Rebellinnen

Montage photo des portraits de Rosa Luxembourg, de Hanna Arendt et de Simone Weil

De récentes retrouvailles avec une amie me permirent un constat intéressant. Nous nous étions rencontrées car nos maris étaient des amis très proches et, lorsque cette amitié née et sauvegardée dans un cadre familial, fut bouleversée par un divorce, nous nous perdîmes de vue. Il y a quinze jours, presque trente ans plus tard, nous nous sommes vus à nouveau, elle, son mari et moi-même. Nous nous sommes rendus compte que l’amitié était intacte et que le plaisir d’être ensemble était toujours aussi vif. Pleins d’aspects sont restés pareils, l’intonation de la voix, la manière de se mouvoir, l’éclat du regard, des manières de parler, des expressions propres à chacun.

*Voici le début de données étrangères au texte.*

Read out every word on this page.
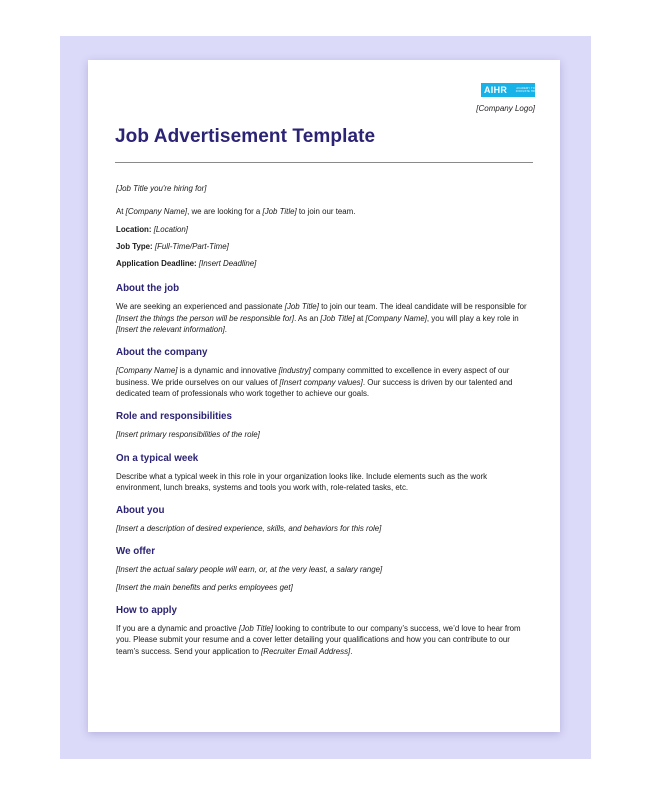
AIHR	ACADEMY TO INNOVATE HR
[Company Logo]
Job Advertisement Template

[Job Title you're hiring for]

At [Company Name], we are looking for a [Job Title] to join our team.

Location: [Location]

Job Type: [Full-Time/Part-Time]

Application Deadline: [Insert Deadline]

About the job

We are seeking an experienced and passionate [Job Title] to join our team. The ideal candidate will be responsible for [Insert the things the person will be responsible for]. As an [Job Title] at [Company Name], you will play a key role in [Insert the relevant information].

About the company

[Company Name] is a dynamic and innovative [industry] company committed to excellence in every aspect of our business. We pride ourselves on our values of [Insert company values]. Our success is driven by our talented and dedicated team of professionals who work together to achieve our goals.

Role and responsibilities

[Insert primary responsibilities of the role]

On a typical week

Describe what a typical week in this role in your organization looks like. Include elements such as the work environment, lunch breaks, systems and tools you work with, role-related tasks, etc.

About you

[Insert a description of desired experience, skills, and behaviors for this role]

We offer

[Insert the actual salary people will earn, or, at the very least, a salary range]

[Insert the main benefits and perks employees get]

How to apply

If you are a dynamic and proactive [Job Title] looking to contribute to our company’s success, we’d love to hear from you. Please submit your resume and a cover letter detailing your qualifications and how you can contribute to our team’s success. Send your application to [Recruiter Email Address].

Méditer, c’est apprendre à aimer sa vie

Avec mon amie, la femme du couple, nous avons eu l’occasion de nous raconter un peu nos vies qui se sont développées de façon très différente. En quelque sorte nous nous sommes tendu un miroir et à cette occasion j’ai pu me rendre compte de façon tout à fait inattendue ce que dix ans de pratique assidue ont ouvert en moi. Je suis persuadée qu’il y a dix ou quinze ans j’aurais été mal à l’aise face au brio de sa vie –  mon amie fait une brillante carrière en tant que grand reporter pour un journal des plus prestigieux; elle est aussi l’auteur de plusieurs livres – je me serais sentie moindre, pauvre, pas à la hauteur. Or, aujourd’hui il n’en est rien. Je reconnais combien ma vie est dense et intense et combien j’ai appris à l’aimer. J’ai constaté aussi que je me réjouissais véritablement des succès de mon amie. Ne serait-ce, entre autres, un des effets bénéfiques des pratiques de bienveillance aimante ? Puis nous avons parlé de nos enfances, des conditions de vie plus ou moins favorables, de nos mères  et grand-mères. Ces conditions étaient à nouveau très différentes pour chacune d’entre nous.

Une source intarissable

Je pense à un livre lu récemment, Rebellinnen, un essai réunissant Rosa Luxemburg, Hannah Arendt et Simone Weil. Ces trois femmes étaient issues de familles juives assimilées pour lesquelles la Bildung, la culture au sens de formation, était le bien le plus élevé. Elles étaient filles chéries de parents qui les respectaient et qui voulaient leur avenir brillant. Elles devaient suivre leurs inclinaisons et talents et choisir leurs métiers à l’égale de leurs frères. Les trois familles appréciaient l’intelligence et l’autonomie de leurs filles et leur accordaient un soutien infaillible malgré la divergence de leurs décisions politiques. Ces trois femmes hors du commun dont les liens aux parents se sont pourtant distendus très tôt, surtout dans le cas de Rosa Luxemburg, ont pu puiser à cette source intarissable de l’estime reçue dans l’enfance et la jeunesse. Nourries de tellement d’amour elles ont littéralement pu se jeter dans leur vie.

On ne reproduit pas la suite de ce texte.